"Where is Pharaoh?" they yelled, "show us Pharaoh and the Queen Meriamun, that we may slay them. Dead are our first born, they lie in heaps as the fish lay when Sihor ran red with blood. Dead are they because of the curse that has been brought upon us by the prophets of the Apura, whom Pharaoh, and Pharaoh's Queen, yet hold in Khem."
Now as they cried they saw Pharaoh Meneptah cowering behind the double line of Guards, and they saw the Queen Meriamun who cowered not, but stood silent above the din. Then she thrust her way through the Guards, and yet holding the body of the child to her breast, she stood before them with eyes that flashed more brightly than the uraeus crown upon her brow.
"Back!" she cried, "back! It is not Pharaoh, it is not I, who have brought this death upon you. For we too have death here!" and she held up the body of her dead son. "It is that False Hathor whom ye worship, that Witch of many a voice and many a face who turns your hearts faint with love. For her sake ye endure these woes, on her head is all this death. Go, tear her temple stone from stone, and rend her beauty limb from limb and be avenged and free the land from curses."
A moment the people stood and hearkened, muttering as stands the lion that is about to spring, while those who pressed without cried:
"Forward! Forward! Slay them! Slay them!" Then as with one voice they screamed:
"The Hathor we love, but you we hate, for ye have brought these woes upon us, and ye shall die."
They cried, they brawled, they cast footstools and stones at the Guards, and then a certain tall man among them drew a bow. Straight at the Queen's fair breast he aimed his arrow, and swift and true it sped towards her. She saw the light gleam upon its shining barb, and then she did what no woman but Meriamun would have done, no, not to save herself from death--she held out the naked body of her son as a warrior holds a shield. The arrow struck through and through it, piercing the tender flesh, aye, and pricked her breast beyond, so that she let the dead boy fall.

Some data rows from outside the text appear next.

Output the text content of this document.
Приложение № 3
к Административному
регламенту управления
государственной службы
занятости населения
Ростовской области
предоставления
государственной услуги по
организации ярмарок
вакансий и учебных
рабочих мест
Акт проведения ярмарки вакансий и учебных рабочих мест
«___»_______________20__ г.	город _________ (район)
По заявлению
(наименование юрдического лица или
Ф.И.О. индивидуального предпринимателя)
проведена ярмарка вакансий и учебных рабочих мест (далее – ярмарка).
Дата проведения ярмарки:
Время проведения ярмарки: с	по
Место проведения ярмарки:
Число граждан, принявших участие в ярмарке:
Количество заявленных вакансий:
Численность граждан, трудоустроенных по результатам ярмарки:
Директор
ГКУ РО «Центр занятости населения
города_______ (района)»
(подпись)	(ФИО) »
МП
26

The Wanderer saw it and wondered at the horror of the deed, for he had seen no such deed in all his days. Then shouting aloud the terrible war-cry of the Ach?ans he leapt upon the board before him, and as he leapt his golden armour clanged.
Glancing around, he fixed an arrow to the string and drew to his ear that great bow which none but he might so much as bend. Then as he loosed, the string sang like a swallow, and the shaft screamed through the air. Down the glorious hall it sped, and full on the breast of him who had lifted bow against the Queen the bitter arrow struck, nor might his harness avail to stay it. Through the body of him it passed and with blood-red feathers flew on, and smote another who stood behind him so that his knees also were loosened, and together they fell dead upon the floor.
Now while the people stared and wondered, again the bowstring sang like a swallow, again the arrow screamed in its flight, and he who stood before it got his death, for the shield he bore was pinned to his breast.